First of all, the Spirit that Christ sends to us is the “Spirit of truth.”  The story is told of the little boy whose father asked him, “What is faith?”  The boy answered, “It’s when you believe things you know aren’t true.”  That sums up the popular attitude toward the Christian faith in modern Western culture.  Both people outside the Church, and many inside as well, think the faith consists in “holding one’s nose” and believing things that are probably false. 

But that’s not the teaching of Jesus.  Jesus taught what is true, and taught us to seek the truth.  It is not the Church but the culture that believes things that aren’t true.  Years from now, in hindsight, everyone will recognize how many falsehoods our culture believes and hold with dogmatic certainty: that there’s no evidence for a God; that the baby in the womb isn’t a person; that all living things could come to be by random chance and natural laws; that there’s no such thing as sin; that sex outside of marriage has no negative consequences; etc.  We live in a world of falsehood in which the truth of Christ seems odd and unrealistic.  But the Gospel message is meant to lead us into the real world and out of the fantasies of contemporary culture.  The Holy Spirit is the Spirit of truth, not fiction.

Jesus says, “When he comes, the Spirit of Truth, he will guide you into all truth.”  We have hear an important teaching that leads ultimately to the doctrine of the infallibility of the Church.  Jesus is speaking here not to individual Christians, but to the Apostles gathered as a body.  They are the nucleus of the Church’s leadership, represented later by an ecumenical council, when the successors of the Apostles around the world gather together to reconstitute the Apostolic college.  Christ promises the Spirit will lead the gathered Apostles “into all truth.”  For this reason we have confidence that when the Apostolic college is gathered, it will not err.  If it did, then the Spirit would not have lead them “into all truth.”  Confidence in the Church is ultimately confidence in the Holy Spirit.  If the leaders of the whole Church, gathered together properly and in obedience to Christ, can err in doctrine, then we can really have very little confidence in the truth of our faith.  So we speak of the infallibility of an ecumenical council, taking a risky step of faith to believe that Jesus’ promise is true in an objective and tangible way.

Secondly, “he will not speak on his own … he will take from what is mine and declare it to you.”  This stresses the continuity between the ministry of Jesus and the ministry of the Spirit.  The gift of the Spirit does not enable us to “surpass” the teachings of Jesus of Nazareth and “evolve” into some higher plane of spirituality.  Throughout Church history, there have been various movements that have arisen—some of a conservative nature and some of a progressive—that have claimed that the Spirit has lead them to insights that overturn the teaching of Jesus of Nazareth, or the Gospels, or the Apostles.  Some such movements have abandoned some or all of the sacraments, or the successors of the Apostles, or various moral teachings of Jesus and the Apostles.  There’s a hint of it in the contemporary movement to change the Church’s teaching on marriage from what Jesus defined and St.

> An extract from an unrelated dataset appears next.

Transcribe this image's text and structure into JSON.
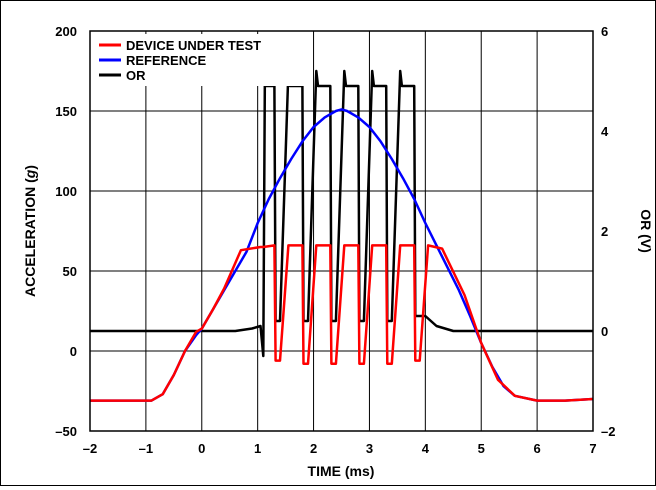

Paul clarified.  Some feel the Spirit is causing us to evolve into a higher state of truth.

But the Spirit does not overturn the Gospel and teaching of Jesus of Nazareth, the Christ and Son of David.  This Jesus is God.  The Spirit leads us deeper into understanding his teaching.  He does not lead us to surpass or overturn it.  There is a “hermeneutic of continuity” between Christ and the Spirit.

Thirdly, Jesus says, “you also testify.”  And while that command has its immediate application to the Apostles themselves, nonetheless it also applies to the whole Church.  We must testify to the truth of the faith in the middle of a culture that is founded on multiple falsehoods.  The Spirit gives us the power to do that, the power to understand more deeply the teaching of Christ, and also to proclaim it boldly.